If your answer is “Yes”, I’ve got a follow up question for you: Have you written a review of the song or the album on those major shopping sites?
It’s something I’ve been noticing all too much with bands that aren’t going to get the hard line, big-time exposure that major record labels bring: They can be appreciated and looked fondly upon, but those same fans aren’t trying to spread the word or share the music to draw others in. A song or album review may just entice someone to at least check out a track that gets a good grade on Amazon. An album review may raise a group by just a notch (well, if the review is positive). And of course, sharing a track posted on YouTube, ReverbNation or Soundcloud on social media is the most direct attempt by a fan to draw in more attention to a group or a specific song.
Some songs need all the help they can get. It’s odd how songs that have been out in public view for several years have only a handful of listens in some cases. Oh, music videos draw people in but bands just getting started aren’t likely to have music videos. They do offer their songs for stream via YouTube, though.

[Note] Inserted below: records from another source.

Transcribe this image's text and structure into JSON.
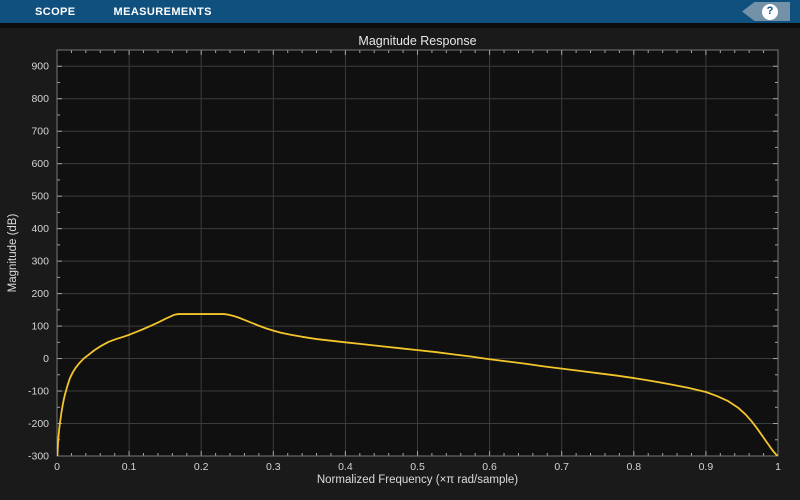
{
  "toolbar": {
    "tabs": [
      {
        "label": "SCOPE"
      },
      {
        "label": "MEASUREMENTS"
      }
    ],
    "help_label": "?",
    "bg_color": "#10507e",
    "help_tag_color": "#7392a7"
  },
  "chart_data": {
    "type": "line",
    "title": "Magnitude Response",
    "xlabel": "Normalized Frequency (×π rad/sample)",
    "ylabel": "Magnitude (dB)",
    "xlim": [
      0,
      1
    ],
    "ylim": [
      -300,
      950
    ],
    "grid": true,
    "legend": "none",
    "x_major_ticks": [
      0,
      0.1,
      0.2,
      0.3,
      0.4,
      0.5,
      0.6,
      0.7,
      0.8,
      0.9,
      1
    ],
    "x_tick_labels": [
      "0",
      "0.1",
      "0.2",
      "0.3",
      "0.4",
      "0.5",
      "0.6",
      "0.7",
      "0.8",
      "0.9",
      "1"
    ],
    "x_minor_step": 0.02,
    "y_major_ticks": [
      -300,
      -200,
      -100,
      0,
      100,
      200,
      300,
      400,
      500,
      600,
      700,
      800,
      900
    ],
    "y_tick_labels": [
      "-300",
      "-200",
      "-100",
      "0",
      "100",
      "200",
      "300",
      "400",
      "500",
      "600",
      "700",
      "800",
      "900"
    ],
    "y_minor_step": 50,
    "colors": {
      "line": "#f2c52b",
      "plot_bg": "#101010",
      "outer_bg": "#1a1a1a",
      "grid": "#3c3c3c",
      "box": "#787878",
      "tick": "#a6a6a6",
      "tick_text": "#d4d4d4"
    },
    "series": [
      {
        "name": "filter-magnitude-response",
        "points": [
          [
            0.0006,
            -300
          ],
          [
            0.001,
            -278
          ],
          [
            0.0015,
            -258
          ],
          [
            0.002,
            -243
          ],
          [
            0.003,
            -218
          ],
          [
            0.004,
            -200
          ],
          [
            0.005,
            -185
          ],
          [
            0.006,
            -168
          ],
          [
            0.008,
            -142
          ],
          [
            0.01,
            -120
          ],
          [
            0.012,
            -103
          ],
          [
            0.015,
            -80
          ],
          [
            0.018,
            -60
          ],
          [
            0.022,
            -42
          ],
          [
            0.026,
            -28
          ],
          [
            0.031,
            -14
          ],
          [
            0.037,
            0
          ],
          [
            0.044,
            12
          ],
          [
            0.052,
            26
          ],
          [
            0.062,
            40
          ],
          [
            0.072,
            52
          ],
          [
            0.082,
            60
          ],
          [
            0.092,
            67
          ],
          [
            0.1,
            73
          ],
          [
            0.11,
            82
          ],
          [
            0.12,
            91
          ],
          [
            0.13,
            101
          ],
          [
            0.14,
            111
          ],
          [
            0.15,
            122
          ],
          [
            0.158,
            130
          ],
          [
            0.163,
            135
          ],
          [
            0.168,
            137
          ],
          [
            0.18,
            137
          ],
          [
            0.2,
            137
          ],
          [
            0.22,
            137
          ],
          [
            0.232,
            137
          ],
          [
            0.238,
            135
          ],
          [
            0.245,
            131
          ],
          [
            0.252,
            126
          ],
          [
            0.26,
            119
          ],
          [
            0.27,
            110
          ],
          [
            0.28,
            101
          ],
          [
            0.29,
            93
          ],
          [
            0.3,
            86
          ],
          [
            0.31,
            80
          ],
          [
            0.325,
            73
          ],
          [
            0.34,
            67
          ],
          [
            0.36,
            60
          ],
          [
            0.38,
            55
          ],
          [
            0.4,
            50
          ],
          [
            0.425,
            44
          ],
          [
            0.45,
            38
          ],
          [
            0.475,
            32
          ],
          [
            0.5,
            26
          ],
          [
            0.525,
            20
          ],
          [
            0.55,
            13
          ],
          [
            0.575,
            6
          ],
          [
            0.6,
            -2
          ],
          [
            0.625,
            -9
          ],
          [
            0.65,
            -16
          ],
          [
            0.675,
            -24
          ],
          [
            0.7,
            -31
          ],
          [
            0.725,
            -38
          ],
          [
            0.75,
            -45
          ],
          [
            0.775,
            -52
          ],
          [
            0.8,
            -60
          ],
          [
            0.825,
            -69
          ],
          [
            0.85,
            -79
          ],
          [
            0.875,
            -90
          ],
          [
            0.9,
            -103
          ],
          [
            0.915,
            -115
          ],
          [
            0.93,
            -130
          ],
          [
            0.945,
            -152
          ],
          [
            0.955,
            -172
          ],
          [
            0.963,
            -192
          ],
          [
            0.97,
            -212
          ],
          [
            0.977,
            -234
          ],
          [
            0.983,
            -253
          ],
          [
            0.989,
            -272
          ],
          [
            0.994,
            -287
          ],
          [
            0.998,
            -297
          ],
          [
            0.9995,
            -300
          ]
        ]
      }
    ]
  }
}
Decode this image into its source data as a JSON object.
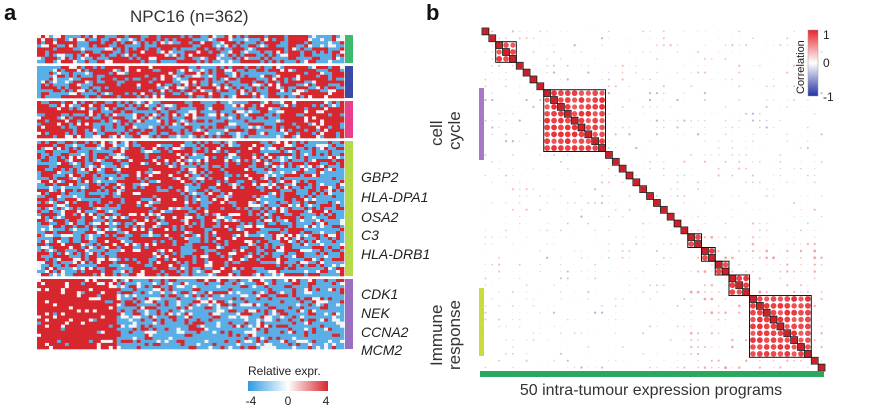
{
  "panel_a": {
    "letter": "a",
    "title": "NPC16 (n=362)",
    "gene_labels": [
      "GBP2",
      "HLA-DPA1",
      "OSA2",
      "C3",
      "HLA-DRB1",
      "CDK1",
      "NEK",
      "CCNA2",
      "MCM2"
    ],
    "cluster_colors": [
      "#3cba6e",
      "#3a4aa6",
      "#ea3f8a",
      "#b6d94a",
      "#9b6fc0"
    ],
    "legend": {
      "title": "Relative expr.",
      "ticks": [
        "-4",
        "0",
        "4"
      ],
      "low_color": "#2f9be0",
      "mid_color": "#ffffff",
      "high_color": "#d7262e"
    }
  },
  "panel_b": {
    "letter": "b",
    "colorbar": {
      "title": "Correlation",
      "ticks": [
        "1",
        "0",
        "-1"
      ],
      "high_color": "#e8242a",
      "low_color": "#2231a0"
    },
    "module_labels": [
      {
        "lines": [
          "cell",
          "cycle"
        ],
        "color": "#a978c4"
      },
      {
        "lines": [
          "Immune",
          "response"
        ],
        "color": "#c9dc3c"
      }
    ],
    "x_label": "50 intra-tumour expression programs",
    "x_bar_color": "#2aa85e"
  }
}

(Side note: It’d help if the artists would properly title their music posts; just going by the song name does not necessarily make the song easily findable in web searches or on YouTube. Titles should be the band name followed by the song title.)
In the end, even if an artist or group have someone promoting their work, the fans and their own involvement at spreading the word to help boost the music. If you’re a fan of music by a certain artist, don’t just sit on that fact. Tell the public why you’re a fan or what you think about the music by a small-time group that you have in your library.